They used Wwise, an audio engine primarily intended for managing interactive sounds in games, to turn raw loops, sounds, and melodies into the “systems” which generate music. Those systems are summoned in turn by a master control program built in the games engine Unity, according to logic set by the band. The whole thing is packaged as an app running on a server “somewhere near Dublin”, which streams the results to the outside world.

What the outside world is intended to make of it is an open question. Wreckage Systems isn’t meant to be a digital simulacrum of the band 65daysofstatic, which still very much exists: they continue to tour and release records, including compiling the Wreckage Systems output into more conventional EPs. “I get to be in a band, and I get to put out records and play shows—that’s fantastic. But why is that all that bands are expected to do?” says Wolinski. For him, Wreckage Systems is partly an attempt to explore how musicians can make meaningful work at a time when automation promises an infinite supply of sounds, some of which will be accepted as music and others not.

Wolinski points to a distinction between “bad” and “true” infinity, inspired by the German philosopher Georg Hegel. “Bad” infinity is endless and tireless—it simply goes on forever. That’s a description that could be applied (though Wolinski doesn’t) to many bot-based music systems, particularly those which use machine learning to churn out never-ending pastiches of, say, death metal or Beethoven. Remarkable though that is, Wolinski contends that entirely automated music generation is empty of the meaning given to it by the composers and listeners; Wreckage Systems makes no use of it.

“True” infinity, on the other hand, is also endless—but presented in ways that humans can relate to. In Wreckage Systems sounds are selected and systems constructed to achieve the band members’ desired musical effects. But once they are up and running, it’s up to listeners to decide exactly what they are listening to, and how they listen to it—whether it’s for background music or active listening, whether they find favorite systems or patterns, or prefer to have it packaged up for them by the band. Their engagement is crucial to keeping the project going, since it’s funded entirely by Patreon subscribers.

More bands should be undertaking such experiments, says Wolinski, in the search for a viable 21st century alternative to the 20th century’s industrialized ways of making and distributing music. “Pop music’s only about 70 or 80 years old,” says Wolinski. “It shouldn’t just have to be albums and songs forever. Why aren’t people doing more interesting things by now? The songs themselves, the vibrating speakers, that’s such a small part of the experience of music. All of the interesting meaning comes from social relations and interactions: that’s where music exists. It doesn’t have to be trapped in these boring little templates.”

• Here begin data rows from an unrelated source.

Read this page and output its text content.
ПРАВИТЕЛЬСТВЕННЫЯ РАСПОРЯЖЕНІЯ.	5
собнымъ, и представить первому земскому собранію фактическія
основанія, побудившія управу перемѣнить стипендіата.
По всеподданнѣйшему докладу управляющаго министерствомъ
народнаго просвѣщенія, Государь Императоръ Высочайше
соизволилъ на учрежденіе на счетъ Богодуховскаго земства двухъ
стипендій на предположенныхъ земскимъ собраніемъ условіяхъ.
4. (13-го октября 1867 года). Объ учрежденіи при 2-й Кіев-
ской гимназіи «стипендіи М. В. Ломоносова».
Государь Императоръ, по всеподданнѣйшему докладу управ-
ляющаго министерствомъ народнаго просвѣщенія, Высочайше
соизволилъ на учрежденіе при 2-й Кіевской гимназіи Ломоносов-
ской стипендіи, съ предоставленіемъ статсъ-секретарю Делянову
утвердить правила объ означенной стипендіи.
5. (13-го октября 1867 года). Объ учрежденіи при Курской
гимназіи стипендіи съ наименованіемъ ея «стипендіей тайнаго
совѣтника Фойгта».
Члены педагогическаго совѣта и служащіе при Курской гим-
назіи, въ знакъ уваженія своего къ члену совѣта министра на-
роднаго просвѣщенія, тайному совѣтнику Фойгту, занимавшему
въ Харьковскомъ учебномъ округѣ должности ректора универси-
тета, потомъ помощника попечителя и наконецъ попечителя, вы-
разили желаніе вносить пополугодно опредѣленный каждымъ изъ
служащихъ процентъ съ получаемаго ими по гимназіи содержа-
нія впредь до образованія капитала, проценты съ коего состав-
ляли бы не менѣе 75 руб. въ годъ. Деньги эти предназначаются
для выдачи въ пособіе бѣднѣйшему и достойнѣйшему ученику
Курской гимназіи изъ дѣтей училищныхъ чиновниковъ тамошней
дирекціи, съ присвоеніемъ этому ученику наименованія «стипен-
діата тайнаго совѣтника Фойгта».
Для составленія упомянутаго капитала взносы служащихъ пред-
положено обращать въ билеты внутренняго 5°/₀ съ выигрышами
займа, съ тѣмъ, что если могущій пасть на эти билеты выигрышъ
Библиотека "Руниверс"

Wolinski hopes 65daysofstatic will themselves experiment with more new templates under the 65Labs banner. As for Wreckage Systems: is it really going to run forever, be allowed to fade away, or go out in some sort of grand finale? “I have absolutely no idea,” laughs Wolinski. “There’s plenty of material to feed into the stream. It would be great to just keep it going, but living with it for the rest of our lives might be a bit much.” Only time will tell if this band really is unstoppable.